You could do something similar with discrete sequences too, for instance if every entry corresponds to a day of the week you could do something like:
ts1_window, ts1_next, seq_window, seq_next 0 1 2 3, 4, Tue Wed Thu Fri, Sat
Finally, if the two features are aligned in the same way, you can also potentially use sequence combiners, which concatenate representations along the time dimension, checkup the docs for them.
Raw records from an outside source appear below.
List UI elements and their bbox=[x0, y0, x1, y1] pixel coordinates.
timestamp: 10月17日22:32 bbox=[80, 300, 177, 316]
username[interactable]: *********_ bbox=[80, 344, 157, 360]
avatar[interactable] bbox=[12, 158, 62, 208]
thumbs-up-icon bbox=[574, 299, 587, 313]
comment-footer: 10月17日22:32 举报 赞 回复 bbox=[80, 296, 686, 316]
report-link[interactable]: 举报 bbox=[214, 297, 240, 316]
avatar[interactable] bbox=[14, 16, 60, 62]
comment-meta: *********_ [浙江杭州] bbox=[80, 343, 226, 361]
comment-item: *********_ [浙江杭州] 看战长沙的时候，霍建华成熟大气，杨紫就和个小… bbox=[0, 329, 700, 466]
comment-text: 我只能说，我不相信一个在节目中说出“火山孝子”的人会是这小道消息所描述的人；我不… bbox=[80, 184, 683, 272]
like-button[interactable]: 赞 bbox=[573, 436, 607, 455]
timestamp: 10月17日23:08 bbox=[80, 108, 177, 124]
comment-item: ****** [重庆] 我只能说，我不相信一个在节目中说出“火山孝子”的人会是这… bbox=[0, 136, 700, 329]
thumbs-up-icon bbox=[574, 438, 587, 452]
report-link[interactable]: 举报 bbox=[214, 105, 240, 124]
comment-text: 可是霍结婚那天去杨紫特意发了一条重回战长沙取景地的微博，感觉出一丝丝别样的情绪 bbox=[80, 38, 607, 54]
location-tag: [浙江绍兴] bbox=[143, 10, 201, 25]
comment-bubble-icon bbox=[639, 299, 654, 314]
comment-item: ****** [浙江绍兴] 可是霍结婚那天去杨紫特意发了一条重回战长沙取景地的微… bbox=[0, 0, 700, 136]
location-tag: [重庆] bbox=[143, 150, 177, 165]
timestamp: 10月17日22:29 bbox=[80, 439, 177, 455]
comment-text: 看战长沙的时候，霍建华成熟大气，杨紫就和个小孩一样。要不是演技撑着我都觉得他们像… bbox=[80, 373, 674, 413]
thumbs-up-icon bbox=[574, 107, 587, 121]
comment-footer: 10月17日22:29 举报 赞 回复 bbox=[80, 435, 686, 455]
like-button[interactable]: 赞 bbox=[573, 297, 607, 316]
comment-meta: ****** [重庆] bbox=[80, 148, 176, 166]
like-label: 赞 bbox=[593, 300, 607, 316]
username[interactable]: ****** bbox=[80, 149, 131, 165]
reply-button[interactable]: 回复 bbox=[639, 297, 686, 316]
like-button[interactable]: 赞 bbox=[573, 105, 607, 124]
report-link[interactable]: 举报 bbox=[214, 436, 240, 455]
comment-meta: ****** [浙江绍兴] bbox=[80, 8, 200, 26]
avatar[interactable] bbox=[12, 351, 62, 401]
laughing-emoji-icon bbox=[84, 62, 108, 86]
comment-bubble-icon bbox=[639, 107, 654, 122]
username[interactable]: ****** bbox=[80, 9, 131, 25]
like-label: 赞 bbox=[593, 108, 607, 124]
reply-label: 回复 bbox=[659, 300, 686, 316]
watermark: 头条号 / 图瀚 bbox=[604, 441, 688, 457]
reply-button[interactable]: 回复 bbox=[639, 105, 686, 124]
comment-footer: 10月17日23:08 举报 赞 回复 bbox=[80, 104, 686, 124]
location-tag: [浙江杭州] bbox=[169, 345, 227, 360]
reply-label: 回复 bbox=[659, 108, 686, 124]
@w4nderlust The multivariate model looks promising. After trying it out it's worth discussing if the approach you mentioned makes the variables endogenous:
Data ts1_window, ts1_next, ts2_window, ts2_next 1 2 3, 4, 0.1 0.2 0.3, 0.4 2 3 4, 5, 0.2 0.3 0.4, 0.5 3 4 5, 6, 0.3 0.4 0.5, 0.6 4 5 6, 7, 0.4 0.5 0.6, 0.7
Model config:
input_features:
-
name: ts1_window
type: timeseries
-
name: ts2_window
type: timeseries
output_features:
-
name: ts1_next
type: numerical
-
name: ts2_next
type: numerical
Results:
ts1_next_predictions, ts2_next_predictions 3.646097, 0.088812 5.000148, 0.129627 6.394808 , 0.170401 7.807065 , 0.209751
Now, I believe these are more exogenous results after the data was modeled separately for each variable i.e., one input feature/output feature for each variable:
ts1_next_predictions,ts2_next_predictions 3.429008, 0.354893 4.661938, 0.469404 5.931573, 0.587291 7.221491, 0.706770
The results vary. In this case, how can one trust the variables are being processed in an exogenous way since this is what's required?
I'd say that if you know that for sure, you should probably just build two separate models. On the other hand, if you believe that one can influence the other in positive ways, then modeling both at the same time is a good idea. In particular I obtained good results when there's one timeseries I'm trying to model and the other features are in support (like days of the week, or maybe binary indicators for specific things, like events or holidays).
@w4nderlust I'm going to continue developing both approaches. For now I'm preferring to build separate models as my features cannot influence each other although I see the potential for having just one model. Either way thank you for your responsiveness and help as always!
Glad to hear that you have clear steps forward @camaya7! I will close this issue, but feel free to open a new one or start a discussion if you have any other questions.